I'm writing a program that uses the Netlink protocol to gather task statistics. I'm not getting very far because the kernel responds with an error to what I believe is a valid packet. I've used strace to compare the behaviour of my program with that of iotop that works correctly.
The relevant bit of the strace from iotop:
socket(PF_NETLINK, SOCK_RAW, 16) = 3 setsockopt(3, SOL_SOCKET, SO_SNDBUF, [65536], 4) = 0 setsockopt(3, SOL_SOCKET, SO_RCVBUF, [65536], 4) = 0 bind(3, {sa_family=AF_NETLINK, pid=0, groups=00000000}, 12) = 0 getsockname(3, {sa_family=AF_NETLINK, pid=-4286, groups=00000000}, [12]) = 0 sendto(3, "\x24\x00\x00\x00\x10\x00\x01\x00\x01\x00\x00\x00\x42\xef\xff\xff\x03\x00\x00\x00\x0e\x00\x02\x00\x54\x41\x53\x4b\x53\x54\x41\x54\x53\x00\x00\x00", 36, 0, NULL, 0) = 36 recvfrom(3, "\x70\x00\x00\x00\x10\x00\x00\x00\x01\x00\x00\x00\x42\xef\xff\xff\x01\x02\x00\x00\x0e\x00\x02\x00\x54\x41\x53\x4b\x53\x54\x41\x54\x53\x00\x00\x00\x06\x00\x01\x00\x17\x00\x00\x00\x08\x00\x03\x00\x01\x00\x00\x00\x08\x00\x04\x00\x00\x00\x00\x00\x08\x00\x05\x00\x04\x00\x00\x00\x2c\x00\x06\x00\x14\x00\x01\x00\x08\x00\x01\x00\x01\x00\x00\x00\x08\x00\x02\x00\x0b\x00\x00\x00\x14\x00\x02\x00\x08\x00\x01\x00\x04\x00\x00\x00\x08\x00\x02\x00\x0a\x00\x00\x00", 16384, 0, {sa_family=AF_NETLINK, pid=0, groups=00000000}, [12]) = 112
The corresponding part of the strace output from my program:
bind(8, {sa_family=AF_NETLINK, pid=19156, groups=00000000}, 12) = 0 setsockopt(8, SOL_SOCKET, SO_SNDBUF, [65536], 4) = 0 setsockopt(8, SOL_SOCKET, SO_RCVBUF, [65536], 4) = 0 sendmsg(8, {msg_name(0)=NULL, msg_iov(5)=[{"\x24\x00\x00\x00\x10\x00\x01\x00\x00\x00\x00\x00\xd4\x4a\x00\x00", 16}, {"\x03\x00\x00\x00", 4}, {"\x0e\x00\x02\x00", 4}, {"\x54\x41\x53\x4b\x53\x54\x41\x54\x53\x00", 10}, {"\x00\x00", 2}], msg_controllen=0, msg_flags=0}, MSG_NOSIGNAL) = 36 recvmsg(8, {msg_name(0)=NULL, msg_iov(1)=[{"\x38\x00\x00\x00\x02\x00\x00\x00\x00\x00\x00\x00\xd4\x4a\x00\x00", 16}], msg_controllen=0, msg_flags=MSG_TRUNC}, 0) = 16
If I reformat these, they look a bit like this (as a hex dump): (Note that these are from different runs so the pid value will be different, but the remainder of the reformatted strace output is the same.)

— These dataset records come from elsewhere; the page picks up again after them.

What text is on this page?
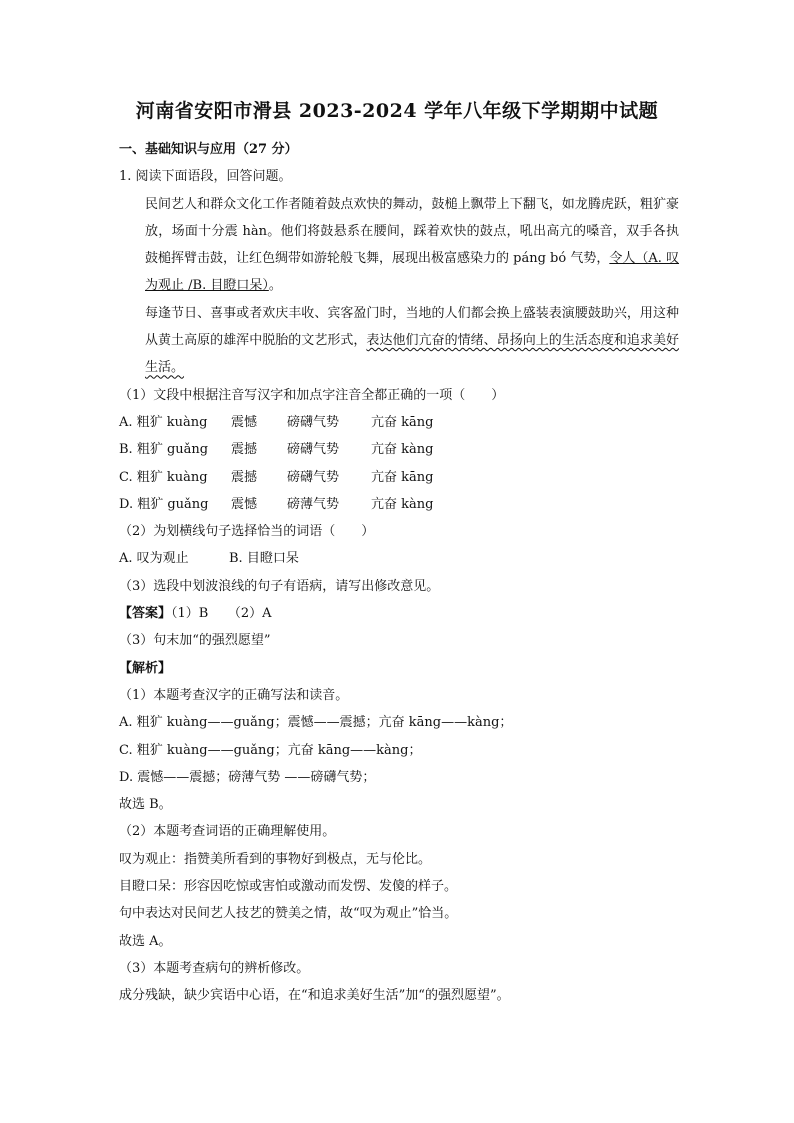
河南省安阳市滑县 2023-2024 学年八年级下学期期中试题

一、基础知识与应用（27 分）

1. 阅读下面语段，回答问题。

民间艺人和群众文化工作者随着鼓点欢快的舞动，鼓槌上飘带上下翻飞，如龙腾虎跃，粗犷豪放，场面十分震 hàn。他们将鼓悬系在腰间，踩着欢快的鼓点，吼出高亢的嗓音，双手各执鼓槌挥臂击鼓，让红色绸带如游轮般飞舞，展现出极富感染力的 páng bó 气势，令人（A. 叹为观止 /B. 目瞪口呆）。

每逢节日、喜事或者欢庆丰收、宾客盈门时，当地的人们都会换上盛装表演腰鼓助兴，用这种从黄土高原的雄浑中脱胎的文艺形式，表达他们亢奋的情绪、昂扬向上的生活态度和追求美好生活。

（1）文段中根据注音写汉字和加点字注音全都正确的一项（　　）

A. 粗犷 kuàng	震憾	磅礴气势	亢奋 kāng
B. 粗犷 guǎng	震撼	磅礴气势	亢奋 kàng
C. 粗犷 kuàng	震撼	磅礴气势	亢奋 kāng
D. 粗犷 guǎng	震憾	磅薄气势	亢奋 kàng

（2）为划横线句子选择恰当的词语（　　）

A. 叹为观止	B. 目瞪口呆

（3）选段中划波浪线的句子有语病，请写出修改意见。

【答案】（1）B　　（2）A

（3）句末加“的强烈愿望”

【解析】

（1）本题考查汉字的正确写法和读音。

A. 粗犷 kuàng——guǎng；震憾——震撼；亢奋 kāng——kàng；

C. 粗犷 kuàng——guǎng；亢奋 kāng——kàng；

D. 震憾——震撼；磅薄气势 ——磅礴气势；

故选 B。

（2）本题考查词语的正确理解使用。

叹为观止：指赞美所看到的事物好到极点，无与伦比。

目瞪口呆：形容因吃惊或害怕或激动而发愣、发傻的样子。

句中表达对民间艺人技艺的赞美之情，故“叹为观止”恰当。

故选 A。

（3）本题考查病句的辨析修改。

成分残缺，缺少宾语中心语，在“和追求美好生活”加“的强烈愿望”。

sent from iotop 24000000 10000100 01000000 42efffff 03000000 0e000200 5441534b 53544154 53000000 received by iotop 70000000 10000000 01000000 42efffff 01020000 0e000200 5441534b 53544154 53000000 06000100 17000000 08000300 01000000 08000400 00000000 08000500 04000000 2c000600 14000100 08000100 01000000 08000200 0b000000 14000200 08000100 04000000 08000200 0a000000 sent from program 24000000 10000100 00000000 d44a0000 03000000 0e000200 5441534b 53544154 53000000 received by program 38000000 02000000 00000000 d44a0000
It seems to me that there are two differences.
iotop seems to use a negative value for the pid. I tried making the change so that my program also sent a negative number for the pid. This made no difference.
I use a scatter/gather approach: it's less wasteful on memory (which might be constrained in the target PC that I have in mind). However, I suspect that there are some (if not all) Netlink components that only support sending and receiving a single buffer at per request.
Does anyone know if Netlink allows scatter/gather or if it requires all communcations to be done in one large buffer at a time?